Le programme 162 « Interventions territoriales de l'Etat » regroupe comme l'année passée quatre actions destinées à des territoires particuliers : la reconquête de la qualité des eaux en Bretagne, le programme exceptionnel d'investissement en faveur de la Corse, le plan gouvernemental sur le marais poitevin - Poitou-Charentes et le plan chlordécone en Martinique et en Guadeloupe. Ces actions représentent 34 millions en CP et sont stables par rapport à l'an passé, sauf pour la Bretagne : le lancement du plan contre la prolifération des algues vertes se traduit par des engagements d'un montant de 7,5 millions dès 2011.
La politique d'aménagement du territoire ne se limite pas, bien heureusement, aux crédits de cette mission. Le document de politique transversale chiffre l'effort total de l'Etat à 5,15 milliards, supportés par 16 missions budgétaires différentes. Cet éparpillement n'est guère propice à la lisibilité de l'action publique en ce domaine, et je me demande si l'esprit de la loi organique relative aux lois de finances (LOLF) est vraiment respecté dans l'architecture de cette mission. Il faudrait aussi considérer les dépenses fiscales, d'un montant prévu de 410 millions d'euros en 2011, en baisse sensible conformément à la politique de réduction des « niches fiscales ».
Enfin, cette année encore, le projet de loi de finances contient des dispositions relatives aux zones de revitalisation rurale.
L'article 65 étend aux reprises d'activité l'exonération d'impôt sur les bénéfices qui concerne actuellement les seules créations d'entreprises. Il faut s'en féliciter : cette évolution répond à une demande des territoires, même si, en contrepartie, elle est limitée aux entreprises de moins de dix salariés, de sorte que cette mesure est budgétairement neutre.
L'article 88 soulève plus de débats en limitant aux organismes employant moins de dix personnes l'exonération de cotisations sociales dont bénéficient les organismes d'intérêt général situés en ZRR. Cette exonération a été introduite par l'Assemblée nationale aux articles 15 et 16 de la loi du 23 février 2005 relative au développement des territoires ruraux (loi DTR).
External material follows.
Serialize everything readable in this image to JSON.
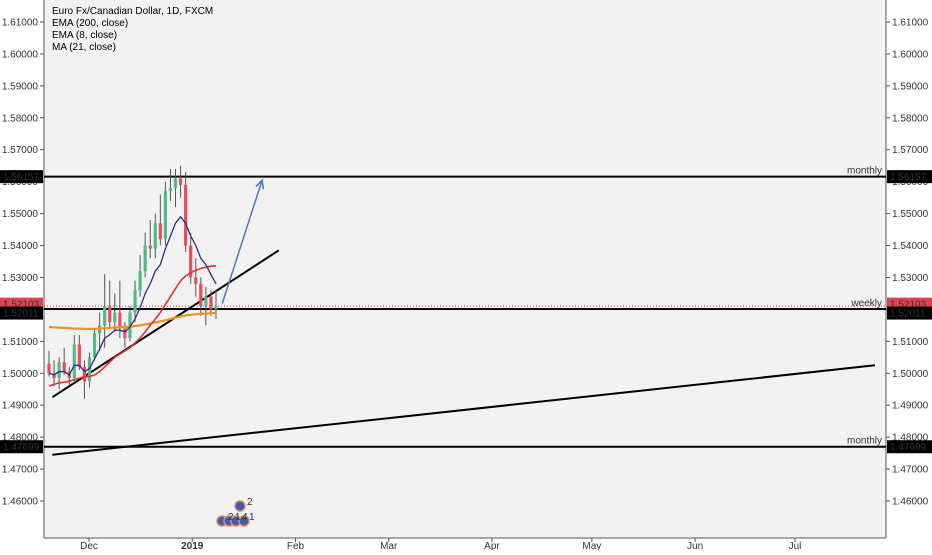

Elle a été supprimée pour les nouvelles embauches à compter du 1er novembre 2007, mais elle continue à valoir pour les contrats de travail en cours à cette date. Cela représentait une charge de 219 millions d'euros en 2009.
Plusieurs rapports ont critiqué cette exonération, estimant qu'elle n'aurait pas profité aux petites associations rurales visées par les députés en 2005, mais plutôt à des structures importantes, notamment hospitalières. Si elle n'est pas parfaite et si elle a pu induire un effet d'aubaine pour certains organismes, il nous semble difficile de la supprimer brutalement, quand bien même les établissements peuvent recourir à la « réduction Fillon » de droit commun qui concerne les salaires proches du Smic. Pensons aux conditions de vie dans nos territoires ruraux, aux organismes qui s'occupent des handicapés ou des personnes âgées. Les collectivités risquent de faire face à des demandes d'aide de la part des associations qui n'auront plus droit à l'exonération.